Source: NBC News
Where to dump 60 million pounds of demolition debris, much of it containing asbestos? How about an upstate New York farm that also has wetlands and runs along a river? That act led to the conviction this week of two men who now face years in prison and hefty fines.
A jury on Tuesday found Cross Nicastro, owner of the 28-acre farm on the Mohawk River in Frankfort, and Dominick Mazza, owner of a waste management company, guilty of violating the Clean Water Act.
The debris came from New Jersey rubbish that was put through an industrial shredding machine without the asbestos first being removed.
The defendants “flouted numerous federal laws designed to protect Americans from exposure to toxic materials when they dumped asbestos-contaminated waste into an area that included sensitive wetlands,” Assistant U.S. Attorney General Ignacia Moreno said in a statement.
“They also committed fraud and lied to federal investigators in the process,” she added.
The two were also convicted of violating the Superfund law’s requirement to report the release of toxic materials and obstructing justice.
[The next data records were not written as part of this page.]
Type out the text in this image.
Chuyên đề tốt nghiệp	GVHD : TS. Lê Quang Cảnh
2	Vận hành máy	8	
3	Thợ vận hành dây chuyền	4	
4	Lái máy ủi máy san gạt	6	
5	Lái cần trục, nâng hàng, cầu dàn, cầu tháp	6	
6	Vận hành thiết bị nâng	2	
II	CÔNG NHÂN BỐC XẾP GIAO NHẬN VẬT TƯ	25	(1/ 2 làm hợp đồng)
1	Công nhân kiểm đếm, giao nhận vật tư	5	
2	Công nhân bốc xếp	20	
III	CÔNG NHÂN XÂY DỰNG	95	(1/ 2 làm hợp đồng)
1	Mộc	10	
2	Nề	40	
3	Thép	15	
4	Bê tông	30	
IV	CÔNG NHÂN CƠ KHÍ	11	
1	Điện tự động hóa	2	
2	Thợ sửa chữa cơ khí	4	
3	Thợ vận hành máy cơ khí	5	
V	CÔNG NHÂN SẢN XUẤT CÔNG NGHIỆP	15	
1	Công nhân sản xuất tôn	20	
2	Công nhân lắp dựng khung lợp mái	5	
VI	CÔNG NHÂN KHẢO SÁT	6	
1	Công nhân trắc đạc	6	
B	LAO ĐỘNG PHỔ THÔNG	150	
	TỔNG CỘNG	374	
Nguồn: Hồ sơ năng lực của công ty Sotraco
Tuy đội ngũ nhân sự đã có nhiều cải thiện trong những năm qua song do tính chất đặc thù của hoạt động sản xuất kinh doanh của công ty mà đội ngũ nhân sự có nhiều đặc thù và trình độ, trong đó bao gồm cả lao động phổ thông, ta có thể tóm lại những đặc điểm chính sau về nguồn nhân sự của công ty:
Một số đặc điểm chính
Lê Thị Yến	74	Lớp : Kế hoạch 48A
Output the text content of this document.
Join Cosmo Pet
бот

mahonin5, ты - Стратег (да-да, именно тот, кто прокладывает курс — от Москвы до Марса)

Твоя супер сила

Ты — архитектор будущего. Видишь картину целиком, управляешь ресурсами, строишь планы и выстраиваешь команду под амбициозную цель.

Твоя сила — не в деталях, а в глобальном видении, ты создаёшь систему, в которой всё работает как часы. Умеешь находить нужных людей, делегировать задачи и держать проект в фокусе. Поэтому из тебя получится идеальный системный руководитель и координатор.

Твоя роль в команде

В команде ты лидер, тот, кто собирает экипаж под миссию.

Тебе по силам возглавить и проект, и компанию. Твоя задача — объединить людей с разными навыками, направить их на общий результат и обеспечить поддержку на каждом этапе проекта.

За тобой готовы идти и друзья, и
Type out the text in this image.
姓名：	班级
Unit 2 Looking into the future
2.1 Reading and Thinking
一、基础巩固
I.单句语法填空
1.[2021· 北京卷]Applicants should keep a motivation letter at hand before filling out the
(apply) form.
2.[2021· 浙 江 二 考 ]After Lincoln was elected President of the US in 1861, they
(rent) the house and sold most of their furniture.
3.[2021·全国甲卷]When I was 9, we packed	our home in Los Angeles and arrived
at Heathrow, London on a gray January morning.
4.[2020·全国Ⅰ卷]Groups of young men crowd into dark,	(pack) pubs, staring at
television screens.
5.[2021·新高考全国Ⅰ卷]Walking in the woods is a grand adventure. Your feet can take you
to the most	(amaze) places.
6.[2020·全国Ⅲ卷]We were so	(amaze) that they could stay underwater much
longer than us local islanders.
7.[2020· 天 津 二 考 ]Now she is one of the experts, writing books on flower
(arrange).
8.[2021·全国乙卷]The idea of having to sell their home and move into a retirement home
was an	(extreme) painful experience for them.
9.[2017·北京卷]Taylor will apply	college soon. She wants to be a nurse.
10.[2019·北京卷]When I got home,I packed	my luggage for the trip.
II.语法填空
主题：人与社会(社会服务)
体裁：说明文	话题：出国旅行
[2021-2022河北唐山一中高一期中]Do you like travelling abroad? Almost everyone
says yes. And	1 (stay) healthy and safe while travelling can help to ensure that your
Mazza was also convicted of making false statements to special agents with the Environmental Protection Agency.
The men “concealed the illegal dumping by fabricating a New York State Department of Environmental Conservation (DEC) permit and forging the name of a DEC official on the fraudulent permit,” the Justice Department stated.
Mazza’s company also “obstructed justice by destroying and concealing documents responsive to a grand jury subpoena.”
Investigators were tipped off by a dump truck driver who was suspicious about what was happening at the farm.
Syracuse.com cited Assistant U.S. Attorney Craig Benedict as saying that when agents arrived they found bicycle marks atop the flattened debris piles, indicating local children had been using it as a playground.
Some 430 loads were dumped, Benedict said, and evidence showed the plan was to go on for another five years.
Nicastro faces up to five years in prison and fines, while Mazza could see up to 20 years in prison due to the obstruction of justice conviction.
A sentencing date for the men has yet to be set.
Three others had previously been convicted for their role in the dumping, which happened in 2006.
Nicastro planned to eventually convert the site into commercial riverfront property, Benedict said.